Migration: Slowakeis Grenzverstärkung endet nach nur einer Nacht
Beim Polizeiaufmarsch an der slowakisch-ungarischen Grenze, die nur eine Nacht dauerte, wurden keine Migranten gefasst. Dennoch ist die Regierung Slowakeis mit dem Ergebnis zufrieden.
Beim Polizeiaufmarsch an der slowakisch-ungarischen Grenze, die nur eine Nacht dauerte, wurden keine Migranten gefasst. Dennoch ist die Regierung Slowakeis mit dem Ergebnis zufrieden.
Die slowakische Polizei erklärte, der neu gewählte Premierminister Robert Fico habe mit der Mobilisierung von Hunderten von Polizisten und Soldaten an der Grenze nur zwei Gruppen von Migranten abgeschreckt, ohne eine von ihnen festzunehmen.

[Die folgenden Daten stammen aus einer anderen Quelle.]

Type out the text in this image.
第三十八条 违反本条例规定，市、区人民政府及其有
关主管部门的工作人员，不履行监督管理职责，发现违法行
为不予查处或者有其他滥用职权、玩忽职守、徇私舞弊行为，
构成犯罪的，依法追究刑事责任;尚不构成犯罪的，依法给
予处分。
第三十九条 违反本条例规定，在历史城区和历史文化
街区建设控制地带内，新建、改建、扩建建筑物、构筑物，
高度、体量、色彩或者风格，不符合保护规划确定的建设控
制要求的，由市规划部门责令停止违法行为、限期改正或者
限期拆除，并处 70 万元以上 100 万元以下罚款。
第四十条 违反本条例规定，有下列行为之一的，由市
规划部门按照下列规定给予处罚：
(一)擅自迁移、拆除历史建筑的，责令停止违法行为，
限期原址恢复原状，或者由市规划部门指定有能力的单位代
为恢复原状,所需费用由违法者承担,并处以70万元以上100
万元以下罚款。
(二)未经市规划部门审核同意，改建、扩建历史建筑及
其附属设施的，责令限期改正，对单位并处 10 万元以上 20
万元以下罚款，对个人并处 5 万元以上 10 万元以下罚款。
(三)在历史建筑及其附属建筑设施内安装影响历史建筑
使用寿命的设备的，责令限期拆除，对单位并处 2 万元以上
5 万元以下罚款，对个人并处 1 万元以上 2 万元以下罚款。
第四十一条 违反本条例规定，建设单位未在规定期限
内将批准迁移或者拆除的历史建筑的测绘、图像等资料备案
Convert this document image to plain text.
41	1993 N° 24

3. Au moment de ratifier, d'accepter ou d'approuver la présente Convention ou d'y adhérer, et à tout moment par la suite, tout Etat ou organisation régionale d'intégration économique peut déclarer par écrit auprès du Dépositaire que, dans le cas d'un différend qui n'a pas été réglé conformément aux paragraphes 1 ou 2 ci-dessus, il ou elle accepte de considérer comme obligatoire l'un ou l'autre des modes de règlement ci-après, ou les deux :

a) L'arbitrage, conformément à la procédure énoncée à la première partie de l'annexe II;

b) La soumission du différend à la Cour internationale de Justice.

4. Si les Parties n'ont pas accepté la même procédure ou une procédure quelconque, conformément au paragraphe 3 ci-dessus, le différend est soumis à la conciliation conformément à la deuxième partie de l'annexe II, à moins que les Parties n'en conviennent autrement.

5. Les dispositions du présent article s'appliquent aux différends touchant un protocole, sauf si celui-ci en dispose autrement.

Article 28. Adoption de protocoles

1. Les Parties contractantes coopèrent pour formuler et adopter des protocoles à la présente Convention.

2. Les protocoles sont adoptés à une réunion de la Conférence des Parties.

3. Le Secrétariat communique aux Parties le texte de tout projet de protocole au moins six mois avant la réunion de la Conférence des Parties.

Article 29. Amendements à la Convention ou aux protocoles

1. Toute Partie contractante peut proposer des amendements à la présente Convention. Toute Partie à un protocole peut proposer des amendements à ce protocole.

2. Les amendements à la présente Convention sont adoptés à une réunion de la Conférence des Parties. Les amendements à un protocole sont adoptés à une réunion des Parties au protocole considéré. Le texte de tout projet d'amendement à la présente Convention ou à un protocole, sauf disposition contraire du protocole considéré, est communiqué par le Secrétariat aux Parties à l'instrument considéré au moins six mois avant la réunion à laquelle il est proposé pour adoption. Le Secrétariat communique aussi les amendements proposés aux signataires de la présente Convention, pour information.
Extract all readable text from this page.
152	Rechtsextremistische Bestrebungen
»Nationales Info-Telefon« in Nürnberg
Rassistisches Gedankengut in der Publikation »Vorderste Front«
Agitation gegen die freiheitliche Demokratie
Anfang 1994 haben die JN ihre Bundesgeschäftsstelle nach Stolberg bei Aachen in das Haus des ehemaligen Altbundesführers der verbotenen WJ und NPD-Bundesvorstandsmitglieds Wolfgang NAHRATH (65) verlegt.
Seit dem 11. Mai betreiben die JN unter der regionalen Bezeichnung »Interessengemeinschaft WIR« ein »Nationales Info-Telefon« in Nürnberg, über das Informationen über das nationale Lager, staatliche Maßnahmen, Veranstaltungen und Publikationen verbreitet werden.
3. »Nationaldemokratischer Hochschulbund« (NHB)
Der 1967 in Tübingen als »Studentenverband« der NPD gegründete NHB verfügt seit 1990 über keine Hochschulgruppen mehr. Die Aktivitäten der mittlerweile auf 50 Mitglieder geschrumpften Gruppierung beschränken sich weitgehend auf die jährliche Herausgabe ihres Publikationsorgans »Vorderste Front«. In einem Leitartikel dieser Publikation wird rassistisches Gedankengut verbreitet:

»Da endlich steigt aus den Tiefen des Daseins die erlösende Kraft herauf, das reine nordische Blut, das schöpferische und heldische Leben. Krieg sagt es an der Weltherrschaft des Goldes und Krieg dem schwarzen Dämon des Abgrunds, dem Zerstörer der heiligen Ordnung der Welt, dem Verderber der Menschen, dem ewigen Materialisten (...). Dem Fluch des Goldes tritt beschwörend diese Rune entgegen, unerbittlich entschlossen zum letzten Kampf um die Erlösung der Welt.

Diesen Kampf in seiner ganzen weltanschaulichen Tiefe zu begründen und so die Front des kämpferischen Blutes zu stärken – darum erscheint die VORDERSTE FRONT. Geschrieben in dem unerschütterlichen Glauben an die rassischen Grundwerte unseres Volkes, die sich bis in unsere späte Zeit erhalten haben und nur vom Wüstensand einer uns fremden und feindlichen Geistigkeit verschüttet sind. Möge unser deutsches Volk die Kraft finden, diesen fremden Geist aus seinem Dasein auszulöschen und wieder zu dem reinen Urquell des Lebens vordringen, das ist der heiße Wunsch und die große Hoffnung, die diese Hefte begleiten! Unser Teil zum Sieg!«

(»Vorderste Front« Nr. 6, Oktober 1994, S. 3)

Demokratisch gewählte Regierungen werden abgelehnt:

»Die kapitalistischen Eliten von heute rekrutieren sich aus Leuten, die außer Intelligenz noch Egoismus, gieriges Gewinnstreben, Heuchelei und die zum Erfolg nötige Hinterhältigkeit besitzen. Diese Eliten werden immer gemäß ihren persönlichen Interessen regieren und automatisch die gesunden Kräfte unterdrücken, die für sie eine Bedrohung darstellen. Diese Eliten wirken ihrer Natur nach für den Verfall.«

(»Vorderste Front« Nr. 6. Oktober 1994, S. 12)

Die Regierung zog trotzdem eine positive Bilanz.
„Diese Operation sollte der ganzen Welt deutlich machen, dass die Slowakei kein sicheres Transitland mehr ist“, sagte Innenminister Matúš Šútaj Eštok und fügte hinzu, dass zur „Abschreckung“ Hunderte von Polizeibeamten, Soldaten, Hundeführer und Ausrüstungsgegenstände wie Wärmebildfahrzeuge, Drohnen, Boote und ein Wasserwerfer eingesetzt wurden, wobei einige davon von der Tschechischen Republik ausgeliehen wurden.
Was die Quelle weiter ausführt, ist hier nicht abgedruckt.